Le sort des déchets à Amarsul

Après avoir été pesés sur la balance de Ponte Pesa, les camions de déchets se dirigent vers différentes destinations en fonction de leur chargement. Les déchets non triés sont traités mécaniquement, tandis que les déchets recyclables sont acheminés vers le centre de tri.

Afin d’éviter que les déchets recyclables ne soient mis en décharge, Amarsul ouvre les sacs de déchets non triés et tente d’en retirer le plus de déchets recyclables possible. Toutefois, cet effort ne remplace pas le besoin de recyclage, car il s’agit d’un processus qui nécessite des infrastructures spéciales, des capteurs optiques, des aimants, ainsi que davantage de ressources humaines. Il est également très chronophage et peu efficace.

De plus, lorsqu’ils sont mélangés à des déchets organiques, ces déchets peuvent être contaminés, ce qui les rend impropres au recyclage.

Les déchets recyclés dans les points de collecte sont envoyés au centre de tri afin de séparer les matériaux selon les normes de qualité exigées par l’industrie du recyclage. L’Écoparque de Seixal est équipé de capteurs optiques et d’électro-aimants permettant de séparer les matériaux de l’Écopoint jaune en fonction de leur type. Les plastiques sont déposés dans le même bac de recyclage, mais ne sont pas recyclés ensemble. Les bouteilles d’eau doivent ainsi être séparées des bouteilles de shampoing, des briques de lait et des plastiques mélangés (sacs de chips, paquets de biscuits, emballages de beurre, etc.).

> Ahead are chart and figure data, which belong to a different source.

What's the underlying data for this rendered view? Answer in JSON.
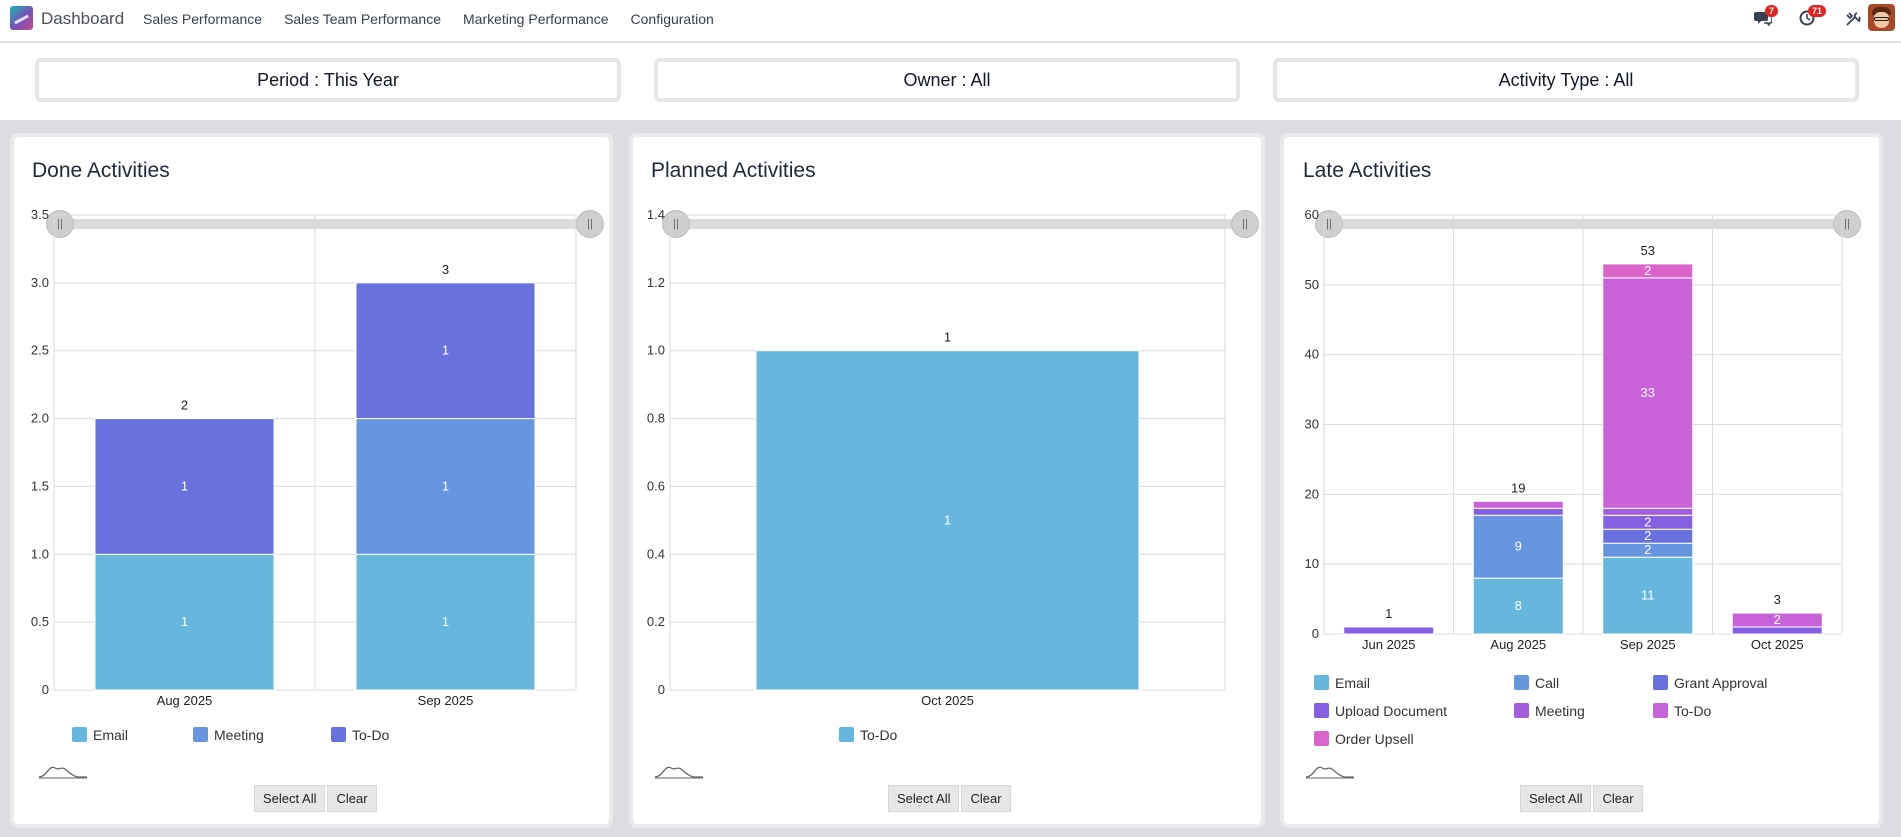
{
  "app": {
    "title": "Dashboard"
  },
  "nav": {
    "items": [
      "Sales Performance",
      "Sales Team Performance",
      "Marketing Performance",
      "Configuration"
    ]
  },
  "systray": {
    "messages_count": "7",
    "activities_count": "71"
  },
  "filters": {
    "period": "Period : This Year",
    "owner": "Owner : All",
    "activity_type": "Activity Type : All"
  },
  "buttons": {
    "select_all": "Select All",
    "clear": "Clear"
  },
  "slider_handle_glyph": "||",
  "colors": {
    "Email": "#66b6dd",
    "Meeting": "#6895df",
    "To-Do": "#6871dd",
    "Call": "#6895df",
    "Grant Approval": "#6871dd",
    "Upload Document": "#8560e3",
    "Meeting_late": "#a55ddf",
    "To-Do_late": "#c863d9",
    "Order Upsell": "#db63cc"
  },
  "cards": [
    {
      "title": "Done Activities",
      "legend": [
        {
          "label": "Email",
          "color": "#66b6dd"
        },
        {
          "label": "Meeting",
          "color": "#6895df"
        },
        {
          "label": "To-Do",
          "color": "#6871dd"
        }
      ]
    },
    {
      "title": "Planned Activities",
      "legend": [
        {
          "label": "To-Do",
          "color": "#66b6dd"
        }
      ]
    },
    {
      "title": "Late Activities",
      "legend": [
        {
          "label": "Email",
          "color": "#66b6dd"
        },
        {
          "label": "Call",
          "color": "#6895df"
        },
        {
          "label": "Grant Approval",
          "color": "#6871dd"
        },
        {
          "label": "Upload Document",
          "color": "#8560e3"
        },
        {
          "label": "Meeting",
          "color": "#a55ddf"
        },
        {
          "label": "To-Do",
          "color": "#c863d9"
        },
        {
          "label": "Order Upsell",
          "color": "#db63cc"
        }
      ]
    }
  ],
  "chart_data": [
    {
      "type": "bar",
      "stacked": true,
      "title": "Done Activities",
      "categories": [
        "Aug 2025",
        "Sep 2025"
      ],
      "ylim": [
        0,
        3.5
      ],
      "yticks": [
        "0",
        "0.5",
        "1.0",
        "1.5",
        "2.0",
        "2.5",
        "3.0",
        "3.5"
      ],
      "grid": true,
      "legend_position": "bottom",
      "series": [
        {
          "name": "Email",
          "color": "#66b6dd",
          "values": [
            1,
            1
          ]
        },
        {
          "name": "Meeting",
          "color": "#6895df",
          "values": [
            0,
            1
          ]
        },
        {
          "name": "To-Do",
          "color": "#6871dd",
          "values": [
            1,
            1
          ]
        }
      ],
      "totals": [
        2,
        3
      ]
    },
    {
      "type": "bar",
      "stacked": true,
      "title": "Planned Activities",
      "categories": [
        "Oct 2025"
      ],
      "ylim": [
        0,
        1.4
      ],
      "yticks": [
        "0",
        "0.2",
        "0.4",
        "0.6",
        "0.8",
        "1.0",
        "1.2",
        "1.4"
      ],
      "grid": true,
      "legend_position": "bottom",
      "series": [
        {
          "name": "To-Do",
          "color": "#66b6dd",
          "values": [
            1
          ]
        }
      ],
      "totals": [
        1
      ]
    },
    {
      "type": "bar",
      "stacked": true,
      "title": "Late Activities",
      "categories": [
        "Jun 2025",
        "Aug 2025",
        "Sep 2025",
        "Oct 2025"
      ],
      "ylim": [
        0,
        60
      ],
      "yticks": [
        "0",
        "10",
        "20",
        "30",
        "40",
        "50",
        "60"
      ],
      "grid": true,
      "legend_position": "bottom",
      "series": [
        {
          "name": "Email",
          "color": "#66b6dd",
          "values": [
            0,
            8,
            11,
            0
          ]
        },
        {
          "name": "Call",
          "color": "#6895df",
          "values": [
            0,
            9,
            2,
            0
          ]
        },
        {
          "name": "Grant Approval",
          "color": "#6871dd",
          "values": [
            0,
            0,
            2,
            0
          ]
        },
        {
          "name": "Upload Document",
          "color": "#8560e3",
          "values": [
            1,
            1,
            2,
            1
          ]
        },
        {
          "name": "Meeting",
          "color": "#a55ddf",
          "values": [
            0,
            0,
            1,
            0
          ]
        },
        {
          "name": "To-Do",
          "color": "#c863d9",
          "values": [
            0,
            1,
            33,
            2
          ]
        },
        {
          "name": "Order Upsell",
          "color": "#db63cc",
          "values": [
            0,
            0,
            2,
            0
          ]
        }
      ],
      "totals": [
        1,
        19,
        53,
        3
      ]
    }
  ]
}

Après cette étape, Amarsul produit des balles de matériaux recyclés qui sont ensuite vendues à des organisations de gestion des déchets au Portugal (Sociedade Ponto Verde, Eletrão et Novo Verde). Ces organisations vendent ensuite ces balles à des entreprises qui recyclent les déchets.

L’importance du recyclage

Amarsul se finance de deux manières : par les redevances facturées aux municipalités pour le traitement et la valorisation des déchets, et par la reprise des matériaux recyclés.
Par conséquent, plus les gens recyclent, plus Amarsul reçoit d’argent pour la reprise des matériaux recyclés, et moins elle facture aux municipalités le traitement et la valorisation des déchets indifférenciés. Le tarif facturé aux citoyens est donc moins élevé.

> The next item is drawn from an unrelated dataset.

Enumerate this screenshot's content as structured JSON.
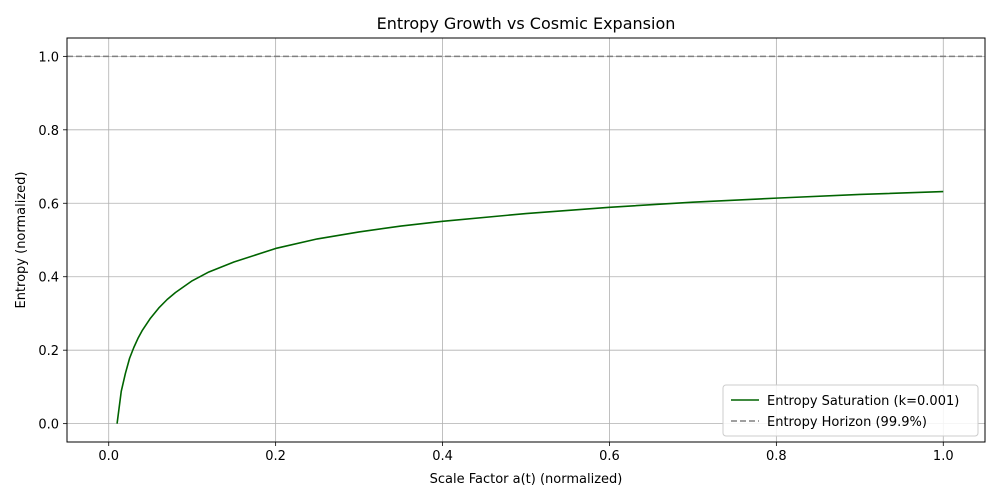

Bien qu’Amarsul sépare certaines matières recyclables des déchets organiques, la valeur de reprise est six fois inférieure à celle des matières dans les écopoints et n’a donc aucun impact sur le tarif facturé aux citoyens.

Les matériaux recyclés ne sont repris que par des entreprises portugaises, à l’exception du verre, qui est également repris par des entreprises espagnoles.

Amarsul utilise des déchets organiques pour produire des engrais organiques qui remplacent les engrais chimiques.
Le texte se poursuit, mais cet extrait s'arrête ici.